Thursday, August 8, 2024

A Post for National Pickleball Day (August 8, 2024)!

As frequent entreVIEW readers know, I am among the legions of people who became pickleball enthusiasts over the last several years, many of us (present company included) spurred on by the global pandemic. The statistics show that pickleball remains the fastest growing sport in the US, with about 50 million people in the US having played in the last 12 months, an explosive annual growth rate (over 85% in 2022). Contrary to popular perception, the average age of these players is 35 years old.
 
I’ve previously posted about my pickleball obsession and pickleball entrepreneurs here and here and I’m proud to report that my enthusiasm for this fun sport has not waned, despite my current status on the injured reserve list. In case you were wondering, contrary to the widely stated reports that Pickleball is to blame for rising healthcare costs, my injury was not pickleball related. I can only imagine the long-term healthcare cost savings resulting from lower incidence of heart attack, stroke, and other conditions among the population of pickleball enthusiasts being more active and increasing their social networks because they have pickleball in their lives!

Whenever there is explosive growth in a market, entrepreneurs see opportunity!
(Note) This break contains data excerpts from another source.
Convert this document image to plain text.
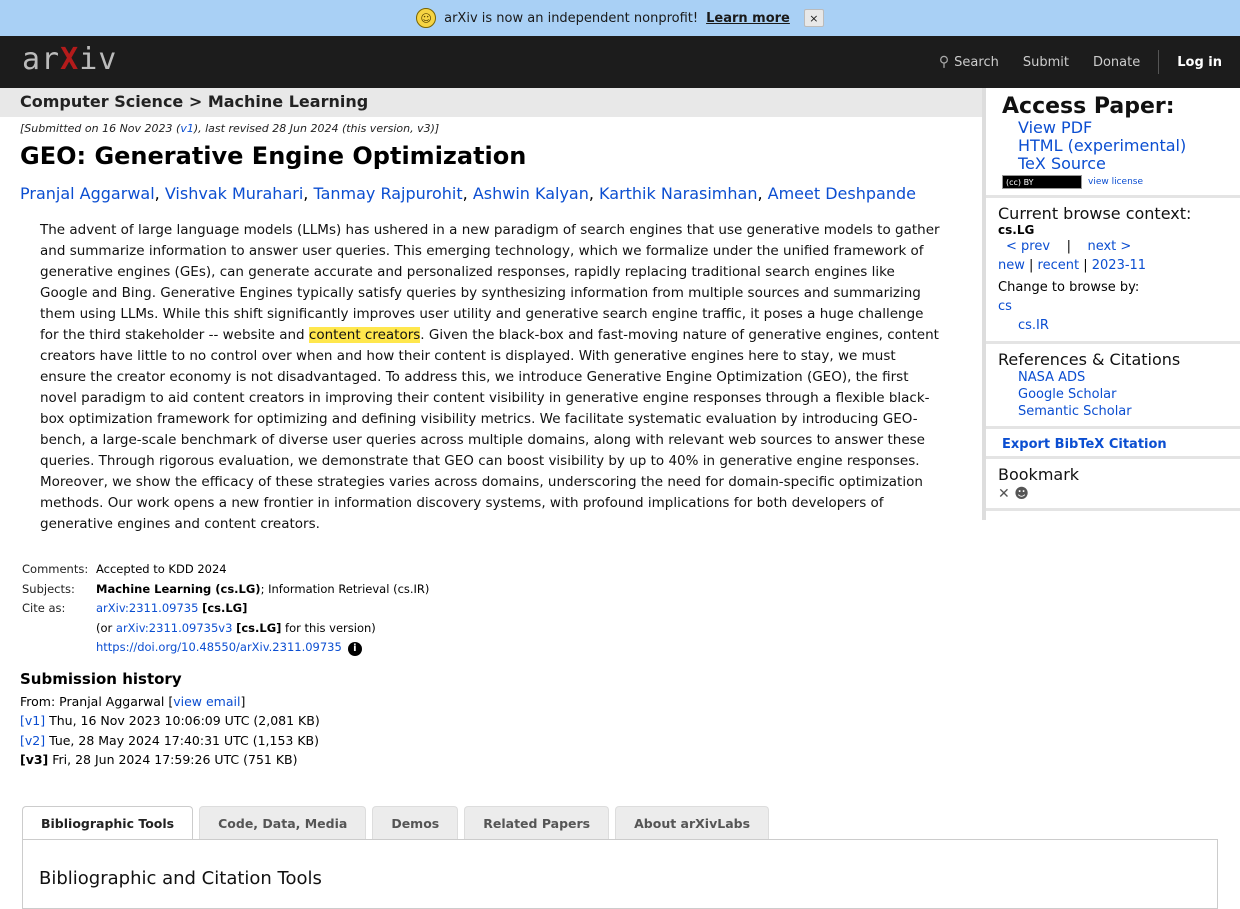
☺ arXiv is now an independent nonprofit! Learn more	×
arXiv	⚲ Search Submit Donate	Log in
Computer Science > Machine Learning
[Submitted on 16 Nov 2023 (v1), last revised 28 Jun 2024 (this version, v3)]
GEO: Generative Engine Optimization
Pranjal Aggarwal, Vishvak Murahari, Tanmay Rajpurohit, Ashwin Kalyan, Karthik Narasimhan, Ameet Deshpande
The advent of large language models (LLMs) has ushered in a new paradigm of search engines that use generative models to gather and summarize information to answer user queries. This emerging technology, which we formalize under the unified framework of generative engines (GEs), can generate accurate and personalized responses, rapidly replacing traditional search engines like Google and Bing. Generative Engines typically satisfy queries by synthesizing information from multiple sources and summarizing them using LLMs. While this shift significantly improves user utility and generative search engine traffic, it poses a huge challenge for the third stakeholder -- website and content creators. Given the black-box and fast-moving nature of generative engines, content creators have little to no control over when and how their content is displayed. With generative engines here to stay, we must ensure the creator economy is not disadvantaged. To address this, we introduce Generative Engine Optimization (GEO), the first novel paradigm to aid content creators in improving their content visibility in generative engine responses through a flexible black-box optimization framework for optimizing and defining visibility metrics. We facilitate systematic evaluation by introducing GEO-bench, a large-scale benchmark of diverse user queries across multiple domains, along with relevant web sources to answer these queries. Through rigorous evaluation, we demonstrate that GEO can boost visibility by up to 40% in generative engine responses. Moreover, we show the efficacy of these strategies varies across domains, underscoring the need for domain-specific optimization methods. Our work opens a new frontier in information discovery systems, with profound implications for both developers of generative engines and content creators.
Comments:	Accepted to KDD 2024
Subjects:	Machine Learning (cs.LG); Information Retrieval (cs.IR)
Cite as:	arXiv:2311.09735 [cs.LG]
	(or arXiv:2311.09735v3 [cs.LG] for this version)
	https://doi.org/10.48550/arXiv.2311.09735 i
Submission history
From: Pranjal Aggarwal [view email]
[v1] Thu, 16 Nov 2023 10:06:09 UTC (2,081 KB)
[v2] Tue, 28 May 2024 17:40:31 UTC (1,153 KB)
[v3] Fri, 28 Jun 2024 17:59:26 UTC (751 KB)
Bibliographic Tools	Code, Data, Media	Demos	Related Papers	About arXivLabs
Bibliographic and Citation Tools
Access Paper:
View PDF
HTML (experimental)
TeX Source
(cc) BY	view license
Current browse context:
cs.LG
< prev | next >
new | recent | 2023-11
Change to browse by:
cs
cs.IR
References & Citations
NASA ADS
Google Scholar
Semantic Scholar
Export BibTeX Citation
Bookmark
✕ ☻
This includes
  • people opening pickleball facilities, some dedicated just to pickleball and others combined with food/beverage and other entertainment options
  • pickleball equipment manufacturers who are trying to drive innovation with new products (paddles, ball enhancements, training devices, scoring and training apps), and
  • brands targeted to enthusiasts.
While some products aim to make play easier or to help players improve their skills, others are specifically targeted at “quieting” the sport; one of the biggest complaints about pickleball (unless you’re one of the few remaining tennis enthusiasts complaining about repurposing of unused tennis courts to pickleball courts with dozens of people waiting to play) is that it can be noisy.

Not surprisingly, lawyers have also become involved in the pickleball “game.” I’m not just referring to all my colleagues and others who’ve taken up the sport. I’m thinking about both those (like me) representing entrepreneurs building the pickleball or pickleball-adjacent businesses, and even those peaky litigators involved in litigating pickleball-related disputes. These include the recent high-profile dispute between JOOLA (a paddle manufacturer) and USA Pickleball over the removal of JOOLA’s recent “Gen 3” paddles from the approved list, along with the dozens of lawsuits (all the way from California to South Carolina) brought by homeowners associations and neighbors objecting to the noise.